After that causeless and excuseless coup d'état, the history of Venice, though a record of splendid achievements, ceases to have the highest human interest. It will always be from beginning to end a fascinating study, but it will from the middle of the fourteenth century, down to the end of the eighteenth, be without instruction for those who would learn the lessons of an unselfish patriotism. The greatest heroes and the greatest deeds of Venice were of the days and years before Pietro Gradenigo. After him there were, almost to the end, great politicians, great captains, great logicians, great artists (though there never was any great author in Venice), but her annals were without the charm of the personality which is the soul of history. Never, in the long life of a state which rose from the waters after the ravage of Attila, and sank before the fear of Napoleon, was there any such sublime moment as that in the life of Florence when Savonarola heard the dying confession of Lorenzo de' Medici, and bade him make restitution of her liberties to the republic. There is, indeed, a sort of businesslike dryness in the story of Venice, curiously compatible with its fascination as a study, but inseparable apparently from its nature, and perhaps inalienable from that of any people bent constantly upon their material aggrandizement.
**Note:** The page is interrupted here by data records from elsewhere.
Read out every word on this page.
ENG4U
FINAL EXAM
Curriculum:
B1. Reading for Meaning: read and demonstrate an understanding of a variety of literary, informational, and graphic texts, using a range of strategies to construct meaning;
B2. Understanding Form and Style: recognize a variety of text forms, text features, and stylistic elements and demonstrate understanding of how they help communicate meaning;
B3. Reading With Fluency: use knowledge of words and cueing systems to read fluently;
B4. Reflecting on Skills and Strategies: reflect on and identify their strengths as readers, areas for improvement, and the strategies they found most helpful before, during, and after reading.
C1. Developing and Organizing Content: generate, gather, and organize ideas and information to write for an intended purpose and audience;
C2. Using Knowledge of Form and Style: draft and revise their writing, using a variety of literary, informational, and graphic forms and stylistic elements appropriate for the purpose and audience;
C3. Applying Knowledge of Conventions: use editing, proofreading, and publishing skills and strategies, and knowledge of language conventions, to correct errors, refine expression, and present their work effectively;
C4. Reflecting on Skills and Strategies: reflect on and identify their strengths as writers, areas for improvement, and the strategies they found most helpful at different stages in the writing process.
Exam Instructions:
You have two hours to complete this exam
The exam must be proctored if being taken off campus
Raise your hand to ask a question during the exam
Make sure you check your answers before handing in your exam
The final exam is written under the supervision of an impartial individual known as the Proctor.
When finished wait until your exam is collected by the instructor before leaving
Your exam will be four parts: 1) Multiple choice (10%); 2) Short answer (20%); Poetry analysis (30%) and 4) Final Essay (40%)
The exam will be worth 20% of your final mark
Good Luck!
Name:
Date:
She had no ideals but her safety first and her prosperity afterwards; she was without real poetry in her aspirations, and after the first period of industry, when she was strengthening her foundations amidst the shifting islands of the lagoon, she was purely commercial, in principle as in practice, whether she made money out of the crusades, or constituted herself the bulwark of Christendom against the Turk, or fought the Pope with priest against priest, or mercenary against mercenary. What she might have been if the spirit of a generous patriotism could have prevailed in her evolution as a real commonwealth can now never be known, but it cannot be claimed that her involution as an oligarchy was not the logic of her prevailing motives and endeavors.